Disambiguate POS Tags

Hi :slight_smile:

thanks for activating my research licence - I’m soo exited!

I want to use prodigy for disambiguating part of speech tags (for a low-resource European language). That means I already have a nice pos tagged dataset, but some tokens are not disambiguated. Here’s one example:

tokens = ["Das", "ist", "ein", "Testsatz", "."]

would lead for example to the following tags:

["ART/PDS", "VAFIN", "ART/PDS", "NN", "."]

How would the training data for that kind of problem look like?

Thanks in advance + regards,

Stefan

Yay :tada: My first idea would be to try using the "choice" interface to select which of the tags applies. See here for a demo. The task could display the highlighted token (without a label), and two (or more) options of the tags. You could then click through and select the correct label. The interface also supports keyboard shortcuts, so once you’re in a good flow, annotation should be super fast.

You could pre-process your data and only create an annotation task for the ambiguous examples. A task could look like this:

{
   "text": "Dies ist ein Testsatz",
    "spans": [{"start": 0, "end": 3}],
    "options": [
        {"id": "ART", "text": "ART"},
        {"id": "PDS", "text": "PDS"}
    ]
}

In this example, the "spans" property is mostly used to highlight the token in question. The options will be displayed underneath the text. Prodigy also supports passing in arbitrary metadata, which is preserved with the task – so you could add any other custom properties like references to your corpus or dataset, which will help you relate the annotations back to the original data later on.

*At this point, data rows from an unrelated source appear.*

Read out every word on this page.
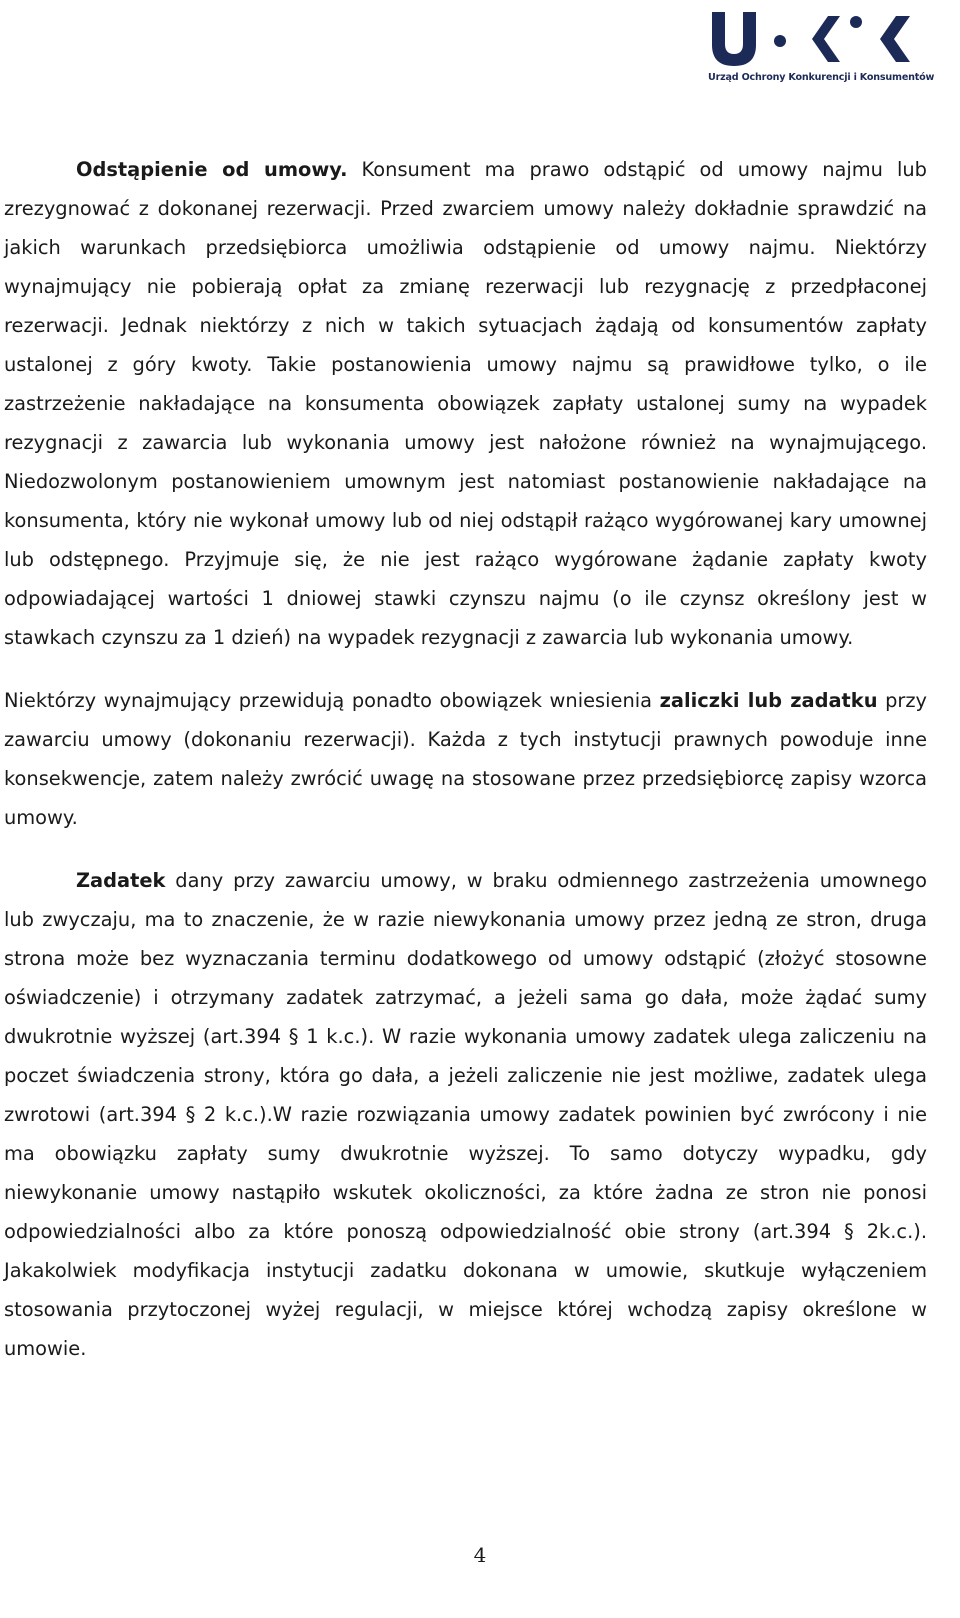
Urząd Ochrony Konkurencji i Konsumentów

Odstąpienie od umowy. Konsument ma prawo odstąpić od umowy najmu lub zrezygnować z dokonanej rezerwacji. Przed zwarciem umowy należy dokładnie sprawdzić na jakich warunkach przedsiębiorca umożliwia odstąpienie od umowy najmu. Niektórzy wynajmujący nie pobierają opłat za zmianę rezerwacji lub rezygnację z przedpłaconej rezerwacji. Jednak niektórzy z nich w takich sytuacjach żądają od konsumentów zapłaty ustalonej z góry kwoty. Takie postanowienia umowy najmu są prawidłowe tylko, o ile zastrzeżenie nakładające na konsumenta obowiązek zapłaty ustalonej sumy na wypadek rezygnacji z zawarcia lub wykonania umowy jest nałożone również na wynajmującego. Niedozwolonym postanowieniem umownym jest natomiast postanowienie nakładające na konsumenta, który nie wykonał umowy lub od niej odstąpił rażąco wygórowanej kary umownej lub odstępnego. Przyjmuje się, że nie jest rażąco wygórowane żądanie zapłaty kwoty odpowiadającej wartości 1 dniowej stawki czynszu najmu (o ile czynsz określony jest w stawkach czynszu za 1 dzień) na wypadek rezygnacji z zawarcia lub wykonania umowy.

Niektórzy wynajmujący przewidują ponadto obowiązek wniesienia zaliczki lub zadatku przy zawarciu umowy (dokonaniu rezerwacji). Każda z tych instytucji prawnych powoduje inne konsekwencje, zatem należy zwrócić uwagę na stosowane przez przedsiębiorcę zapisy wzorca umowy.

Zadatek dany przy zawarciu umowy, w braku odmiennego zastrzeżenia umownego lub zwyczaju, ma to znaczenie, że w razie niewykonania umowy przez jedną ze stron, druga strona może bez wyznaczania terminu dodatkowego od umowy odstąpić (złożyć stosowne oświadczenie) i otrzymany zadatek zatrzymać, a jeżeli sama go dała, może żądać sumy dwukrotnie wyższej (art.394 § 1 k.c.). W razie wykonania umowy zadatek ulega zaliczeniu na poczet świadczenia strony, która go dała, a jeżeli zaliczenie nie jest możliwe, zadatek ulega zwrotowi (art.394 § 2 k.c.).W razie rozwiązania umowy zadatek powinien być zwrócony i nie ma obowiązku zapłaty sumy dwukrotnie wyższej. To samo dotyczy wypadku, gdy niewykonanie umowy nastąpiło wskutek okoliczności, za które żadna ze stron nie ponosi odpowiedzialności albo za które ponoszą odpowiedzialność obie strony (art.394 § 2k.c.). Jakakolwiek modyfikacja instytucji zadatku dokonana w umowie, skutkuje wyłączeniem stosowania przytoczonej wyżej regulacji, w miejsce której wchodzą zapisy określone w umowie.

4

Here’s an example of a simple data conversion script. To highlight a span in your text (e.g. the current token), Prodigy expects the character offsets into the text. So if you don’t have this in your original corpus, you’d have to write a little function that does this.

examples = []  # export this later

for tags, tokens in YOUR_TAGGED_CORPUS:
    text = ' '.join(tokens)  # or maybe you do have the original text?
    for i, tag in enumerate(tags):
        if '/' not in tag:
            continue  # exit early if tag not ambiguous
        tag_options = tag.split('/')
        options = [{'id': t, 'text': t} for t in tag_options]
        # calculate the character offsets of the current token 
        start, end = CALCULATE_OFFSETS(tokens, i)
        spans = [{'start': start, 'end': end}]
        task = {'text': text, 'spans': spans, 'options': options}
        examples.append(task)

Here’s an example of using spaCy to calculate the character offsets if you don’t have them in your data. You might also make that function return the doc.text, to make sure it matches the offsets. If you data includes information on whether the token is followed by whitespace, you can include that using the spaces keyword argument – for example, spaces=[True, True, True, False].

from spacy.tokens import Doc
from spacy.vocab import Vocab

def calculate_offsets(tokens, i):
    doc = Doc(Vocab(), words=tokens)
    token = doc[i]
    return token.idx, token.idx + len(token)

Once you’ve converted the data, you can then export the examples to a JSON or JSONL file and load that into Prodigy. I’d recommend using the mark recipe, which will simply show you whatever you load in, in order:

prodigy mark pos_dataset your_exported_data.jsonl --view-id choice

If you set "choice_auto_accept": true in your prodigy.json, the choice answer will automatically be “locked in” when you select it, and you won’t have to click the accept button explicitly. You can still always go back and click reject or ignore – for example, if it turns out that all tags are incorrect or the example is bad etc.

When you’re done annotating, you can export and convert the annotations to whichever format you need. Here’s how to export a dataset:

prodigy db-out pos_dataset > pos_annotations.jsonl

The annotations will include an "accept" property, which is a list of all selected option IDs. For example, "accept": ["NN"]. So you could loop over the data, match it up with your original corpus and overwrite the ambiguous tags with the correct ones.